Opinion: A Year of Opportunity In the Face of Catastrophe

Written by Kristina Nohe

Sixty-six million years ago an asteroid streaked across the sky and changed everything. It brought an end to the age of the dinosaur. In fact, it brought an end to half of all life on planet earth. As students prepare to return to school, many parents can probably sympathize with those long dead brontosauruses who watched as soot started to blackout the sun making one thing clear: life was never going to be the same.

It took 4 to 9 million years for life on earth to return to pre-asteroid levels, and when it did, it was completely different. Mammals, once small, weak creatures living mostly underground, experienced an evolutionary explosion beginning a chain reaction that eventually led to us. The asteroid which was a catastrophe for the dinosaurs was a miracle for people.

Today we are facing our own potentially cataclysmic event, and we have to ask ourselves, “When the dust settles will we be the dinosaurs or the mammals? Will we evolve or perish?” Nowhere is this question more pressing than in regards to our educational system.

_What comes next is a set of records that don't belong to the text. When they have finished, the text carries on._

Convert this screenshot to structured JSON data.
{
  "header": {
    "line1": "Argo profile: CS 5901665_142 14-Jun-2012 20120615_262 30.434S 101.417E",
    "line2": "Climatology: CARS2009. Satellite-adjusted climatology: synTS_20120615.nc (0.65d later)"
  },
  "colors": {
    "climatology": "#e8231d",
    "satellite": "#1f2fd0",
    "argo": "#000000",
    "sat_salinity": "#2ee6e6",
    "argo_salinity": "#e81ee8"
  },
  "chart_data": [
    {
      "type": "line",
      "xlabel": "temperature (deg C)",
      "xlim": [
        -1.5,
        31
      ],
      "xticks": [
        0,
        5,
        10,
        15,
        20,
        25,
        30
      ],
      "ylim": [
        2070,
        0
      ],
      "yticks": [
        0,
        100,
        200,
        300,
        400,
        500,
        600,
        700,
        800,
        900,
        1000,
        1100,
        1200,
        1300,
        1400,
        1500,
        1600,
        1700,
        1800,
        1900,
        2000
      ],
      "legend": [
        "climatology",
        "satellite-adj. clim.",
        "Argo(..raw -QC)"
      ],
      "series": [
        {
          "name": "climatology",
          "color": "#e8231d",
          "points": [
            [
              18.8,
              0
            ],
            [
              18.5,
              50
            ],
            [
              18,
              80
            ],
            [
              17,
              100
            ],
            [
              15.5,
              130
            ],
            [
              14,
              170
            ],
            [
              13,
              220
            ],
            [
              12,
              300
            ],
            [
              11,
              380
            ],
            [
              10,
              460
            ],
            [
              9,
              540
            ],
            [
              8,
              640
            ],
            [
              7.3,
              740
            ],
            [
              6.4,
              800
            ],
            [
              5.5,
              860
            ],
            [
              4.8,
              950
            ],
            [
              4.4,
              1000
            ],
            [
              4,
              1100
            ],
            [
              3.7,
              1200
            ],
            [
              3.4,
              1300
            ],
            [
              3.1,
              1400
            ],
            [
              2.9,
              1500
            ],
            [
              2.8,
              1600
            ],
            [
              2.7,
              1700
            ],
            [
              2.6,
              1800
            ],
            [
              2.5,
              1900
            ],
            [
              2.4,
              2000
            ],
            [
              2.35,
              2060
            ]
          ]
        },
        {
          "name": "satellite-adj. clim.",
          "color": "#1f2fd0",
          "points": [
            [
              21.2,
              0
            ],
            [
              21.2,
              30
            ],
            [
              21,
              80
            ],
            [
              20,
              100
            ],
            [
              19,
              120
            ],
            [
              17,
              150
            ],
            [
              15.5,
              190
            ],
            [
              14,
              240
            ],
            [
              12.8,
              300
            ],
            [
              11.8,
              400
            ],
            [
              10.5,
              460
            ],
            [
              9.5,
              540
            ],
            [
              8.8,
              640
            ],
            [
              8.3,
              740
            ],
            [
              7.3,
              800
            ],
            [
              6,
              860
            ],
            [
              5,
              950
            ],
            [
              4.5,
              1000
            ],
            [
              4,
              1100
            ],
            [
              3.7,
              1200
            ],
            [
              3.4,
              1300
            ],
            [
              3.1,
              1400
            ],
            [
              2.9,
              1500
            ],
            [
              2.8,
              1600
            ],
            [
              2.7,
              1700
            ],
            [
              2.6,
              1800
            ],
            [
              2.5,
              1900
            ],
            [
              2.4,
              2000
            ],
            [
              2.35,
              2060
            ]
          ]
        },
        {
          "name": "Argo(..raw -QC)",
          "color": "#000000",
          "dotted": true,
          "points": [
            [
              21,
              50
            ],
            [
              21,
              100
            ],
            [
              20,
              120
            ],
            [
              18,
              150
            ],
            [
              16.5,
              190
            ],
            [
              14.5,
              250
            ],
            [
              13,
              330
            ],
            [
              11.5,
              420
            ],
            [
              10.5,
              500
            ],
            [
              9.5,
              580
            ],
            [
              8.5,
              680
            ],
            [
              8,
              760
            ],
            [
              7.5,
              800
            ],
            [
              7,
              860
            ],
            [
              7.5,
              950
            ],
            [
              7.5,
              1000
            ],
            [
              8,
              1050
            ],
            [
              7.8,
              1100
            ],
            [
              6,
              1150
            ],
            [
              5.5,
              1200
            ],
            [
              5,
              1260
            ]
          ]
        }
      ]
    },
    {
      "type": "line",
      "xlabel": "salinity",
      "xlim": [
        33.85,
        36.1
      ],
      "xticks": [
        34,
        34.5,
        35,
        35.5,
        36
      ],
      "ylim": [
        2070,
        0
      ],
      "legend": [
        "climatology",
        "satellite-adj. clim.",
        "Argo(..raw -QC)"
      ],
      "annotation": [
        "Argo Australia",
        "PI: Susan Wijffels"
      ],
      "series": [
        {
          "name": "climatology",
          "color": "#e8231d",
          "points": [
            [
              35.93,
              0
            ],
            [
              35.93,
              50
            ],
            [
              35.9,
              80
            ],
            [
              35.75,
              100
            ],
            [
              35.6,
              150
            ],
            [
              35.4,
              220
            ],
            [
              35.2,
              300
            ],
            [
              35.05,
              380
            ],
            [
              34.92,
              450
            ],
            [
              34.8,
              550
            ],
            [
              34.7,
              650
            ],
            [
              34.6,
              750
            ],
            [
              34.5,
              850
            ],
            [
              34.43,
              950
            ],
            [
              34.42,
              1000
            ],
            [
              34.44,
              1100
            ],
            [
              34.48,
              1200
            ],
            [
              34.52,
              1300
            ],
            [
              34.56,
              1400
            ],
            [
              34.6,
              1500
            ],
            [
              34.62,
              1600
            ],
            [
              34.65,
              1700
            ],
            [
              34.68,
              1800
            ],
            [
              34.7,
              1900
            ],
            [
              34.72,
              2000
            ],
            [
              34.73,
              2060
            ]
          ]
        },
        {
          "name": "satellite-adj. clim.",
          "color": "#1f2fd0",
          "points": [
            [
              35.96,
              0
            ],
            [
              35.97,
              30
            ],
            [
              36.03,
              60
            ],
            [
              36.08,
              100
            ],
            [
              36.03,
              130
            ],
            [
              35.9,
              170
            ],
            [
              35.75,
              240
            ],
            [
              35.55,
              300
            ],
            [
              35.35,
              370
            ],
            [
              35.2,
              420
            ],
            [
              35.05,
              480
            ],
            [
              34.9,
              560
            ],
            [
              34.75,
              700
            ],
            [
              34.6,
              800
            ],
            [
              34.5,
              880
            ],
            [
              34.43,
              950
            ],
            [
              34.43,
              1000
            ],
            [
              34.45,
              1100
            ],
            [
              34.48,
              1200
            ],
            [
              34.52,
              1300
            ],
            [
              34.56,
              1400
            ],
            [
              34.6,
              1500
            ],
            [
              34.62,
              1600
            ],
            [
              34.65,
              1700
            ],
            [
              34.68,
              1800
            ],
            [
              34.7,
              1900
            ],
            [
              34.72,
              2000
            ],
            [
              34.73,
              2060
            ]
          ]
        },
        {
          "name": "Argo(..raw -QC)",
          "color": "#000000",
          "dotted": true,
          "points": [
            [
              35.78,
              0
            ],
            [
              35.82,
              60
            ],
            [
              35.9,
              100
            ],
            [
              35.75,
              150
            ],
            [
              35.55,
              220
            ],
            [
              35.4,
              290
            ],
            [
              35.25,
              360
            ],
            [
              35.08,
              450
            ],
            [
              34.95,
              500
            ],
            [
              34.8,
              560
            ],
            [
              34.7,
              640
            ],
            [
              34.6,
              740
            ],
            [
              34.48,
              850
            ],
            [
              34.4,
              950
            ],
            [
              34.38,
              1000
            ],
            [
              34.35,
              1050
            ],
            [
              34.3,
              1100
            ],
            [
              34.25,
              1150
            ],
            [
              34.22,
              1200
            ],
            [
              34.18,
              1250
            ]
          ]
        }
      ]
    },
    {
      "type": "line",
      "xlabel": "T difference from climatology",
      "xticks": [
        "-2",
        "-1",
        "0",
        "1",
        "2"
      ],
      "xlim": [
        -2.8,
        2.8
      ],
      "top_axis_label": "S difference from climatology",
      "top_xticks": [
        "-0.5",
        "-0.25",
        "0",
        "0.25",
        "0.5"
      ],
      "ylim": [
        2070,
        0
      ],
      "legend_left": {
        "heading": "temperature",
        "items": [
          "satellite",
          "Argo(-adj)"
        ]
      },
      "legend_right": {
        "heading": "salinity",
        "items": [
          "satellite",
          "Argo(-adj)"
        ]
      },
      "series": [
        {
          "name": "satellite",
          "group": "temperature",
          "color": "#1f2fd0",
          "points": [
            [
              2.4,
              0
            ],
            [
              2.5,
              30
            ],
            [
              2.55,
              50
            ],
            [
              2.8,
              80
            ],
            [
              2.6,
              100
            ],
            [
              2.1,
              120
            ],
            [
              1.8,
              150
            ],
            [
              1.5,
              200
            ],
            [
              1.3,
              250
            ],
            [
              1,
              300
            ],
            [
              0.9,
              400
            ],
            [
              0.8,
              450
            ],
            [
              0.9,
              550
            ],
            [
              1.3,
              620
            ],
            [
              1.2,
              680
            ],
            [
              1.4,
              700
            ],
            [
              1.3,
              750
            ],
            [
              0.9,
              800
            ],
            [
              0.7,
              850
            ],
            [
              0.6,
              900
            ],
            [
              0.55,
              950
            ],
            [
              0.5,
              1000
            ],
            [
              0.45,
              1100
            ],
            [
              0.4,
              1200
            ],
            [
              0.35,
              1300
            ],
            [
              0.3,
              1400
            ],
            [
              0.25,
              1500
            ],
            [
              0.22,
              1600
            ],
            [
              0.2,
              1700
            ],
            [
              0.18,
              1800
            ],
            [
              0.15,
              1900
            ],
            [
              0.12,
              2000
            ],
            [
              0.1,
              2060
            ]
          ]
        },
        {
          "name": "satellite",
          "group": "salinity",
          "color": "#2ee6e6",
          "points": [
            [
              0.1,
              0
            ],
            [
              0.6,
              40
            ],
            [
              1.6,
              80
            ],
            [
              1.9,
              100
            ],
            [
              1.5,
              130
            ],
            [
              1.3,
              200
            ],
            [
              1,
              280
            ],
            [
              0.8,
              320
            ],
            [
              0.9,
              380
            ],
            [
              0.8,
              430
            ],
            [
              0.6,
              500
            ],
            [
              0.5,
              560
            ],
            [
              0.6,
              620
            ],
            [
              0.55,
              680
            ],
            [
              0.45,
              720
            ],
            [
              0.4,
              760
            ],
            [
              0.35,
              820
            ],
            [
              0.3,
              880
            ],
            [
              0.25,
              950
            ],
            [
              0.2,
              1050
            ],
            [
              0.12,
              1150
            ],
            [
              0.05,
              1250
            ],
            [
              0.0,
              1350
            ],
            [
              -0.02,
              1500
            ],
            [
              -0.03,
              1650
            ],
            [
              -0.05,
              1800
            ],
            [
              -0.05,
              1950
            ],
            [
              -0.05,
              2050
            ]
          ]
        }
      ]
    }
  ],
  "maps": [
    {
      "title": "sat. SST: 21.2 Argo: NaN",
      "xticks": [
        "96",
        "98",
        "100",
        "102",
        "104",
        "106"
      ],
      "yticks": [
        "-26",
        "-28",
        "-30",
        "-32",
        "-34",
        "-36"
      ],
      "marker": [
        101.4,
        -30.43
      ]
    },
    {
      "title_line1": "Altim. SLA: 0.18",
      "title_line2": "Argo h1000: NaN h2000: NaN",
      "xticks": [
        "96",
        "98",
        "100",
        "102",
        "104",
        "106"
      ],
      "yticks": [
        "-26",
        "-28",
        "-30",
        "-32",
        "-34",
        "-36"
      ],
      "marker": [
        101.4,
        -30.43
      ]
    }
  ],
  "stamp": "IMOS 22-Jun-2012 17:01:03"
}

Many are clamoring to return to the old ways of doing things: children in desks, learning from textbooks constructed to reach the widest audience, so they can take standardized tests. But what if that is just dinosaur thinking? What if the proverbial light streaking across the sky is not leading to our demise but towards our enlightenment? Cataclysmic events break the inertia of the old ways making room for improvement.

Current events have made it clear that, as a country, we do not have a firm grasp on our national history. Whether it be that the Spanish flu of 1918 actually started in Kansas or that the Civil War was about slavery, our national debate has shown a woeful lack of collective knowledge about our past. This epidemic gives parents an opportunity to change that oversight.

With students at home, parents should look through their student’s textbooks. Who is being featured? Is there a racial and gender balance? Are people of color peripheral players or integrated into the overall story of our country? Is Nat Turner the only slave identified by name? Are the Seneca Falls Convention or the Niagara Movement mentioned? Is Rosa Parks portrayed as simply too tired to change seats? 

More than likely, parents will find women and people of color riding in the sidecar of history; this is where the catastrophe and evolution meet. The whole of human knowledge is just a few clicks away, and a single web search will unleash a tsunami of information about people who have been left out of our traditional American history books: Sequoyah, Gabriel Prosser, Denmark Vesey, Robert Smalls, Harriet Jacobs, Marcus Garvey, Mary McLeod Bethune, Sylvia Mendez, Mary Church Terrell, and on and on. Students can read about the 1811 German Coast Slave Uprising, Red Summer, and the Great Migration. They can go beyond Martin and Malcolm in their understanding of the Civil Rights Movement and read about Claudette Colvin, Massive Resistance, the Children’s March, and the Boston Bussing Crisis. Parents and students have the opportunity to abandon the limitations of a textbook written to appease the broadest audience of decision-makers, and instead, delve into the diverse complexities of our collective history.

Distance learning can allow parents to integrate more diversity into their children’s education. At all levels, they can ensure children are exposed to authors of color. Even though the number of children’s books featuring diverse characters rose from 9% a few decades ago to 31% in 2018, only 7% of children’s books were actually written by authors of color. Likewise, the vast majority of reading taught in American middle and high schools reflects a white canon of literature. This educational seismic shift could be where teaching to the test ends and teaching to the child begins by creating space for change.

This is not simply an opportunity for students of color to see themselves, it is a chance for white children to see beyond their privilege. All too often white parents believe that vague messages of equality like “we don’t see color” or “just treat everyone the same” are enough to stem the tide of racism. However, in many ways, these attitudes simply provide comfortable cover from having to reckon with not only our county’s past but also its present. It may be uncomfortable for white parents to delve into these subjects, but it is necessary. Parents would balk at a school that claimed it didn’t have time for Benjamin Franklin but accept that there is not space for Benjamin Banneker. This is our moment to change that.

Sixty-six million years ago, an asteroid reduced the giants who roamed the earth to chickens and raised up subterranean shrews to the apex of evolution. What makes a catastrophe is not the event but the reaction to it. As we begin the 2020-2021 school year we have the opportunity to evolve beyond what we were, and we should not miss it.

Kristina Nohe is a writer and political activist with over 13-years of Homeschooling experience.